Plus de nouvelles de Julien ni d'Antoine. C'est si long. Ma lettre n'a visiblement pas séduite Julien depuis. Il m'aurait répondu sinon. Mis à part s'ils ont rencontré des problèmes sur place. Mais, je ne comprends pas pourquoi on interdit les correspondances à ce point. Ce sont juste de vaines lettres d'amour, quoi que, j'ai peut-être caché quelques graines dans l'enveloppe...


D'habitude, je me mets à ranger et à jardiner toute la journée pour l'arrivée de la saison florale.

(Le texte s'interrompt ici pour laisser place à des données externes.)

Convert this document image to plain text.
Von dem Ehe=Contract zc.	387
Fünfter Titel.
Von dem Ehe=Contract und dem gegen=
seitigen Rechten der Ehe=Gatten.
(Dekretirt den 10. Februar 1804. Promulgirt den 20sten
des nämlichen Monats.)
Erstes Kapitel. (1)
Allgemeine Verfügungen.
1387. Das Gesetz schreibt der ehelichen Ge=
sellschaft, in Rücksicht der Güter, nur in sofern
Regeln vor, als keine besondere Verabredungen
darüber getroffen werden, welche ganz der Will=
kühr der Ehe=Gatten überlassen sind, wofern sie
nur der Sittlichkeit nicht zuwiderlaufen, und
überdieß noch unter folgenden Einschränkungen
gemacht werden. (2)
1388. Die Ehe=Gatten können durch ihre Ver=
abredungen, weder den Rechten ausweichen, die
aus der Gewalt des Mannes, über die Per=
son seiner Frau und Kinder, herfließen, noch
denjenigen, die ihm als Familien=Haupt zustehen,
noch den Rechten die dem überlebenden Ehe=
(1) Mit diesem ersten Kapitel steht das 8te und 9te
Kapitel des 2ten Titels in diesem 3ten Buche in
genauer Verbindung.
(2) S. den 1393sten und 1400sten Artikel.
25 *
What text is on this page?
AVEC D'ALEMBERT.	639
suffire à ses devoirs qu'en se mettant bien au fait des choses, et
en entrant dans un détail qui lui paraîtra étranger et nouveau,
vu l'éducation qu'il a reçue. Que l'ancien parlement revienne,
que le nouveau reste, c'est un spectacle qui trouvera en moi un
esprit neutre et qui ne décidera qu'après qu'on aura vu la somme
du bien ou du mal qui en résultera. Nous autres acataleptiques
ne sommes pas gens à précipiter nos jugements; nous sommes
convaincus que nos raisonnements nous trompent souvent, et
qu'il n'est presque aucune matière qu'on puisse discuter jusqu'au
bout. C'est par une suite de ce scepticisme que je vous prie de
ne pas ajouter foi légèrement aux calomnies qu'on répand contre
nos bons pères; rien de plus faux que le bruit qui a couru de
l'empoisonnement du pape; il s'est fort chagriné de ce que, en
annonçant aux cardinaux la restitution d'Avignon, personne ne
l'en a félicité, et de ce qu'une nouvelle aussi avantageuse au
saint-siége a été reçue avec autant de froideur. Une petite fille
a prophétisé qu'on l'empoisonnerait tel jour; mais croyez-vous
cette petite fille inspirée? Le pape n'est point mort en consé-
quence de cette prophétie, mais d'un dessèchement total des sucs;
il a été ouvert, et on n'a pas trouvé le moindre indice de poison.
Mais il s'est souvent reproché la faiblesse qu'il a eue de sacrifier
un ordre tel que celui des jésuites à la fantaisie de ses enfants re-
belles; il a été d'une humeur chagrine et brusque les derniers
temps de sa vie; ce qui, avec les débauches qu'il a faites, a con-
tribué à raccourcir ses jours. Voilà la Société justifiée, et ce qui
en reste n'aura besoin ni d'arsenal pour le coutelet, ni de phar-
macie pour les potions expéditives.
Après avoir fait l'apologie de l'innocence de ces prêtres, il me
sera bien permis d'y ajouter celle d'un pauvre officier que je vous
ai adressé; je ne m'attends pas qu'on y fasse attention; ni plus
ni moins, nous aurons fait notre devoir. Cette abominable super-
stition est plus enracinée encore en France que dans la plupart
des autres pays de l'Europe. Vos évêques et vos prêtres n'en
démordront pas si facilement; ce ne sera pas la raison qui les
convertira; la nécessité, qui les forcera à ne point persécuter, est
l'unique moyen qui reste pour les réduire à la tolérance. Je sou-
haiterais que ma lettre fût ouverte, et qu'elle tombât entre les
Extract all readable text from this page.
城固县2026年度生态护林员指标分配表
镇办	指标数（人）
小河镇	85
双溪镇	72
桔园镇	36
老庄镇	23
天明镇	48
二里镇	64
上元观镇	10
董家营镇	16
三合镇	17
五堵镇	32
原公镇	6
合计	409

Or, je n'ai plus l'envie ni la force de faire quoi que ce soit. Même mon cerveau tourne au ralenti, comme un poisson rouge dans un bocal. Je ne sais plus. Je ne peux plus...


Mes journées se ressemblent. De temps en temps, je vais à la gare, avec une infime lueur d'espoir, comme toutes ses femmes aussi désespérées que moi. Moi, je ne suis guère forte. C'est Julien qui me transmet sa force, rien de plus...


Mais, il n'y a jamais rien qui se passe. Sur le chemin du route, je pleure en passant en général devant l'atelier de Julien qui n'a jamais ouvert, jamais, nous n'aurons le privilège d'admirer son art, jamais mes yeux n'auront le privilège de devenir aveugle face à tant de finesse artistique... J'ai beau sécher mes larmes, les tableaux transpercent à chaque fois mon pauvre petit cœur en rasade.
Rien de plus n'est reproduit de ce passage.